Quand les profs décrochent

20 Novembre 2008 à 0H00

«Des enfants m'ont écrit pour me dire qu'ils m'aimaient et s'ennuyaient de moi. Ce fut difficile d'abandonner, mais je ne pouvais plus supporter la précarité et l'instabilité, les contrats à demi-temps - trois jours dans une école et deux dans une autre - renouvelables chaque année», raconte Patricia Brodeur (B. Éd. Enseignement préscolaire et primaire, 04), qui enseignait depuis quatre ans dans le quartier défavorisé d'Hochelaga-Maisonneuve, à Montréal.

«Le décrochage scolaire au Québec ne touche pas uniquement les élèves, souligne Gérald Boutin, professeur au Département d'éducation et formation spécialisées. On estime à 20 % environ la proportion de jeunes enseignants dans les écoles primaires et secondaires qui désertent la profession en début de carrière, soit au cours des cinq premières années.» Le phénomène est préoccupant, surtout dans un contexte marqué par de nombreux départs à la retraite et par une pénurie de ressources dans certaines disciplines au secondaire (sciences, mathématiques et anglais, langue seconde).
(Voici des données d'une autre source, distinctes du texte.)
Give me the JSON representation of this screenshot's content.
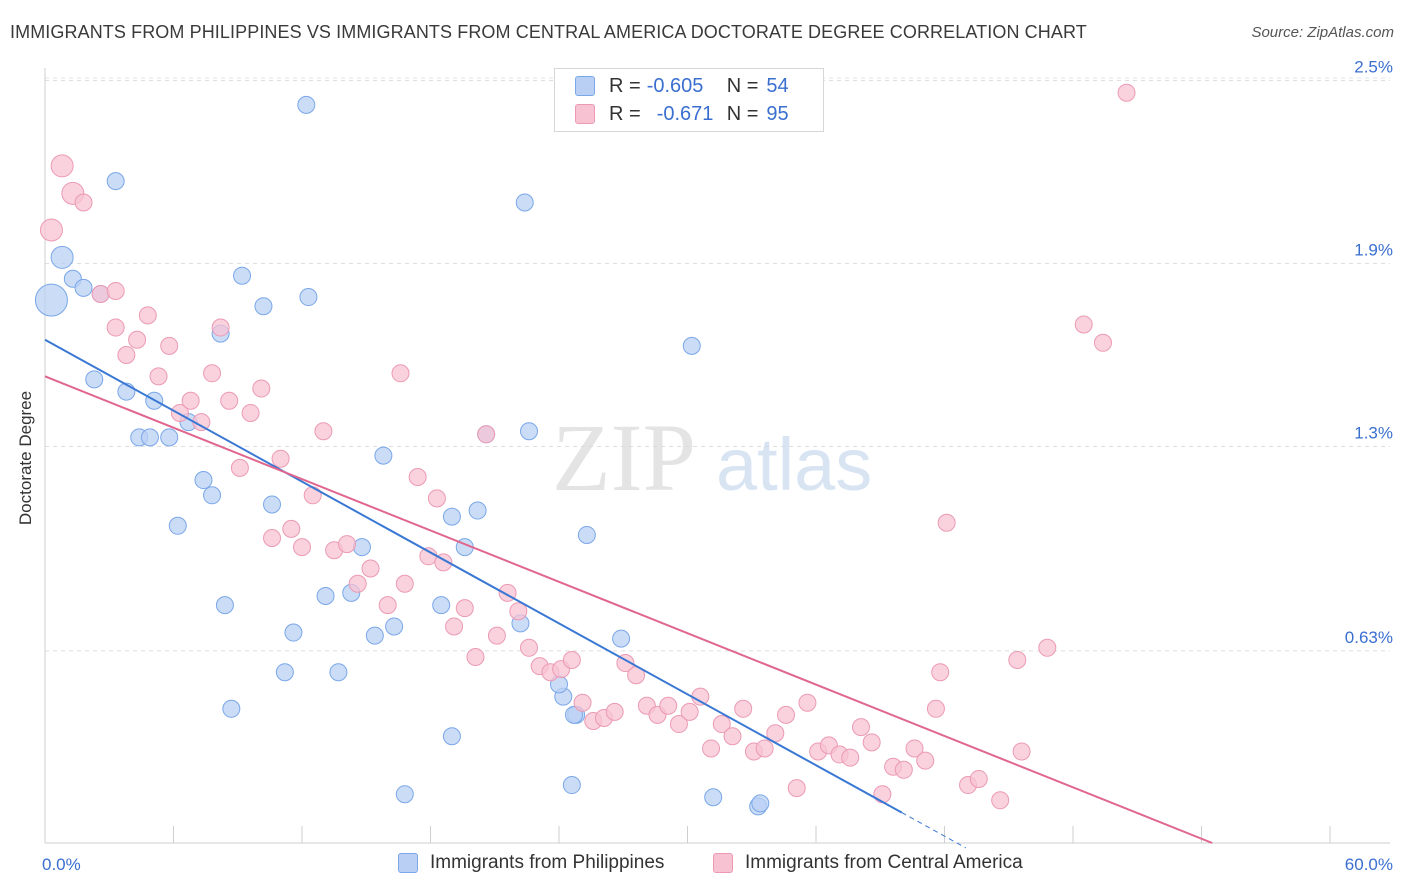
{
  "title": "IMMIGRANTS FROM PHILIPPINES VS IMMIGRANTS FROM CENTRAL AMERICA DOCTORATE DEGREE CORRELATION CHART",
  "source": "Source: ZipAtlas.com",
  "watermark": {
    "zip": "ZIP",
    "atlas": "atlas"
  },
  "legend": {
    "r_label": "R =",
    "n_label": "N =",
    "rows": [
      {
        "r": "-0.605",
        "n": "54"
      },
      {
        "r": "-0.671",
        "n": "95"
      }
    ]
  },
  "chart_data": {
    "type": "scatter",
    "xlabel": "",
    "ylabel": "Doctorate Degree",
    "xlim": [
      0,
      60
    ],
    "ylim": [
      0,
      2.6
    ],
    "x_tick_labels": [
      {
        "x": 0,
        "label": "0.0%"
      },
      {
        "x": 60,
        "label": "60.0%"
      }
    ],
    "y_ticks": [
      {
        "y": 0.63,
        "label": "0.63%"
      },
      {
        "y": 1.3,
        "label": "1.3%"
      },
      {
        "y": 1.9,
        "label": "1.9%"
      },
      {
        "y": 2.5,
        "label": "2.5%"
      }
    ],
    "grid": "horizontal dashed",
    "legend_position": "top-center",
    "series": [
      {
        "name": "Immigrants from Philippines",
        "color": "#7aa7e8",
        "fill": "#b9d0f4",
        "line_color": "#3a78d4",
        "trend": {
          "x0": 0,
          "y0": 1.65,
          "x1": 40,
          "y1": 0.1,
          "dash_to_x": 43
        },
        "points": [
          [
            0.3,
            1.78,
            3
          ],
          [
            0.8,
            1.92,
            2
          ],
          [
            1.3,
            1.85,
            1
          ],
          [
            1.8,
            1.82,
            1
          ],
          [
            2.6,
            1.8,
            1
          ],
          [
            3.3,
            2.17,
            1
          ],
          [
            2.3,
            1.52,
            1
          ],
          [
            3.8,
            1.48,
            1
          ],
          [
            5.1,
            1.45,
            1
          ],
          [
            4.4,
            1.33,
            1
          ],
          [
            4.9,
            1.33,
            1
          ],
          [
            5.8,
            1.33,
            1
          ],
          [
            6.7,
            1.38,
            1
          ],
          [
            7.4,
            1.19,
            1
          ],
          [
            7.8,
            1.14,
            1
          ],
          [
            6.2,
            1.04,
            1
          ],
          [
            9.2,
            1.86,
            1
          ],
          [
            8.2,
            1.67,
            1
          ],
          [
            10.2,
            1.76,
            1
          ],
          [
            12.3,
            1.79,
            1
          ],
          [
            10.6,
            1.11,
            1
          ],
          [
            8.4,
            0.78,
            1
          ],
          [
            11.6,
            0.69,
            1
          ],
          [
            11.2,
            0.56,
            1
          ],
          [
            13.1,
            0.81,
            1
          ],
          [
            13.7,
            0.56,
            1
          ],
          [
            14.3,
            0.82,
            1
          ],
          [
            14.8,
            0.97,
            1
          ],
          [
            15.4,
            0.68,
            1
          ],
          [
            16.3,
            0.71,
            1
          ],
          [
            15.8,
            1.27,
            1
          ],
          [
            16.8,
            0.16,
            1
          ],
          [
            18.5,
            0.78,
            1
          ],
          [
            19.0,
            0.35,
            1
          ],
          [
            19.0,
            1.07,
            1
          ],
          [
            19.6,
            0.97,
            1
          ],
          [
            20.2,
            1.09,
            1
          ],
          [
            20.6,
            1.34,
            1
          ],
          [
            22.2,
            0.72,
            1
          ],
          [
            22.6,
            1.35,
            1
          ],
          [
            22.4,
            2.1,
            1
          ],
          [
            24.2,
            0.48,
            1
          ],
          [
            24.0,
            0.52,
            1
          ],
          [
            24.6,
            0.19,
            1
          ],
          [
            24.8,
            0.42,
            1
          ],
          [
            24.7,
            0.42,
            1
          ],
          [
            25.3,
            1.01,
            1
          ],
          [
            26.9,
            0.67,
            1
          ],
          [
            30.2,
            1.63,
            1
          ],
          [
            31.2,
            0.15,
            1
          ],
          [
            33.3,
            0.12,
            1
          ],
          [
            33.4,
            0.13,
            1
          ],
          [
            12.2,
            2.42,
            1
          ],
          [
            8.7,
            0.44,
            1
          ]
        ]
      },
      {
        "name": "Immigrants from Central America",
        "color": "#ec9ab4",
        "fill": "#f7c3d3",
        "line_color": "#e0668e",
        "trend": {
          "x0": 0,
          "y0": 1.53,
          "x1": 54.5,
          "y1": 0.0
        },
        "points": [
          [
            0.3,
            2.01,
            2
          ],
          [
            0.8,
            2.22,
            2
          ],
          [
            1.3,
            2.13,
            2
          ],
          [
            1.8,
            2.1,
            1
          ],
          [
            2.6,
            1.8,
            1
          ],
          [
            3.3,
            1.81,
            1
          ],
          [
            3.3,
            1.69,
            1
          ],
          [
            3.8,
            1.6,
            1
          ],
          [
            4.3,
            1.65,
            1
          ],
          [
            4.8,
            1.73,
            1
          ],
          [
            5.3,
            1.53,
            1
          ],
          [
            5.8,
            1.63,
            1
          ],
          [
            6.3,
            1.41,
            1
          ],
          [
            6.8,
            1.45,
            1
          ],
          [
            7.3,
            1.38,
            1
          ],
          [
            7.8,
            1.54,
            1
          ],
          [
            8.2,
            1.69,
            1
          ],
          [
            8.6,
            1.45,
            1
          ],
          [
            9.1,
            1.23,
            1
          ],
          [
            9.6,
            1.41,
            1
          ],
          [
            10.1,
            1.49,
            1
          ],
          [
            10.6,
            1.0,
            1
          ],
          [
            11.0,
            1.26,
            1
          ],
          [
            11.5,
            1.03,
            1
          ],
          [
            12.0,
            0.97,
            1
          ],
          [
            12.5,
            1.14,
            1
          ],
          [
            13.0,
            1.35,
            1
          ],
          [
            13.5,
            0.96,
            1
          ],
          [
            14.1,
            0.98,
            1
          ],
          [
            14.6,
            0.85,
            1
          ],
          [
            15.2,
            0.9,
            1
          ],
          [
            16.0,
            0.78,
            1
          ],
          [
            16.6,
            1.54,
            1
          ],
          [
            16.8,
            0.85,
            1
          ],
          [
            17.4,
            1.2,
            1
          ],
          [
            17.9,
            0.94,
            1
          ],
          [
            18.3,
            1.13,
            1
          ],
          [
            18.6,
            0.92,
            1
          ],
          [
            19.1,
            0.71,
            1
          ],
          [
            19.6,
            0.77,
            1
          ],
          [
            20.1,
            0.61,
            1
          ],
          [
            20.6,
            1.34,
            1
          ],
          [
            21.1,
            0.68,
            1
          ],
          [
            21.6,
            0.82,
            1
          ],
          [
            22.1,
            0.76,
            1
          ],
          [
            22.6,
            0.64,
            1
          ],
          [
            23.1,
            0.58,
            1
          ],
          [
            23.6,
            0.56,
            1
          ],
          [
            24.1,
            0.57,
            1
          ],
          [
            24.6,
            0.6,
            1
          ],
          [
            25.1,
            0.46,
            1
          ],
          [
            25.6,
            0.4,
            1
          ],
          [
            26.1,
            0.41,
            1
          ],
          [
            26.6,
            0.43,
            1
          ],
          [
            27.1,
            0.59,
            1
          ],
          [
            27.6,
            0.55,
            1
          ],
          [
            28.1,
            0.45,
            1
          ],
          [
            28.6,
            0.42,
            1
          ],
          [
            29.1,
            0.45,
            1
          ],
          [
            29.6,
            0.39,
            1
          ],
          [
            30.1,
            0.43,
            1
          ],
          [
            30.6,
            0.48,
            1
          ],
          [
            31.1,
            0.31,
            1
          ],
          [
            31.6,
            0.39,
            1
          ],
          [
            32.1,
            0.35,
            1
          ],
          [
            32.6,
            0.44,
            1
          ],
          [
            33.1,
            0.3,
            1
          ],
          [
            33.6,
            0.31,
            1
          ],
          [
            34.1,
            0.36,
            1
          ],
          [
            34.6,
            0.42,
            1
          ],
          [
            35.1,
            0.18,
            1
          ],
          [
            35.6,
            0.46,
            1
          ],
          [
            36.1,
            0.3,
            1
          ],
          [
            36.6,
            0.32,
            1
          ],
          [
            37.1,
            0.29,
            1
          ],
          [
            37.6,
            0.28,
            1
          ],
          [
            38.1,
            0.38,
            1
          ],
          [
            38.6,
            0.33,
            1
          ],
          [
            39.1,
            0.16,
            1
          ],
          [
            39.6,
            0.25,
            1
          ],
          [
            40.1,
            0.24,
            1
          ],
          [
            40.6,
            0.31,
            1
          ],
          [
            41.1,
            0.27,
            1
          ],
          [
            41.6,
            0.44,
            1
          ],
          [
            41.8,
            0.56,
            1
          ],
          [
            42.1,
            1.05,
            1
          ],
          [
            43.1,
            0.19,
            1
          ],
          [
            43.6,
            0.21,
            1
          ],
          [
            44.6,
            0.14,
            1
          ],
          [
            45.6,
            0.3,
            1
          ],
          [
            45.4,
            0.6,
            1
          ],
          [
            46.8,
            0.64,
            1
          ],
          [
            48.5,
            1.7,
            1
          ],
          [
            49.4,
            1.64,
            1
          ],
          [
            50.5,
            2.46,
            1
          ]
        ]
      }
    ]
  }
}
«Les jeunes enseignants se sentent isolés et souffrent d'insécurité, affirme Philippe Savard (B.Éd. enseignement secondaire, concentration sciences, 02), qui préside le Conseil des diplômés de la Faculté des sciences de l'éducation de l'UQAM. Ils font de la suppléance ou remplacent ceux qui sont en congé de maladie, tout en héritant de tâches ou de groupes difficiles que des collègues plus chevronnés refusent d'assumer. Une réalité radicalement différente de celle qu'ils ont vécue pendant leurs stages de formation, alors qu'ils étaient étroitement encadrés par des enseignants en exercice.»

Après avoir travaillé pendant quatre ans comme orthopédagogue dans différentes écoles primaires de la Commission scolaire de Montréal, Mélissa Métivier (B.Éd. enseignement en adaptation scolaire et sociale, 04, M.A. éducation, 06) a décidé de se réorienter et entreprendra cet automne une maîtrise en administration publique à l'ÉNAP. Changer d'école chaque année n'était pas sa tasse de thé. «J'ai même travaillé dans deux ou trois écoles en même temps!, dit-elle. Dans de telles conditions, comment assurer un suivi adéquat auprès des enfants?»

Il est difficile de s'attacher à son milieu de travail et de développer une relation de confiance avec ses élèves et ses collègues quand on est ballotté d'une école à une autre. À la fin de chaque année scolaire, 500 à 600 enseignants qui n'ont pas de permanence consultent une liste où sont affichées les offres d'emploi dans les différentes écoles. Le premier choix appartient à ceux qui ont le plus d'ancienneté. «Moi, j'occupais le 375e rang après quatre ans!», lance Patricia Brodeur sur un ton exaspéré. Philippe Savard, lui, est l'exception qui confirme la règle. «J'ai été chanceux, admet-il. Je n'ai pas eu à attendre six à dix ans pour avoir un poste régulier. Comme on manque de profs en sciences au secondaire, j'en ai obtenu un après deux ans, dans une école alternative, un milieu qui me convient.»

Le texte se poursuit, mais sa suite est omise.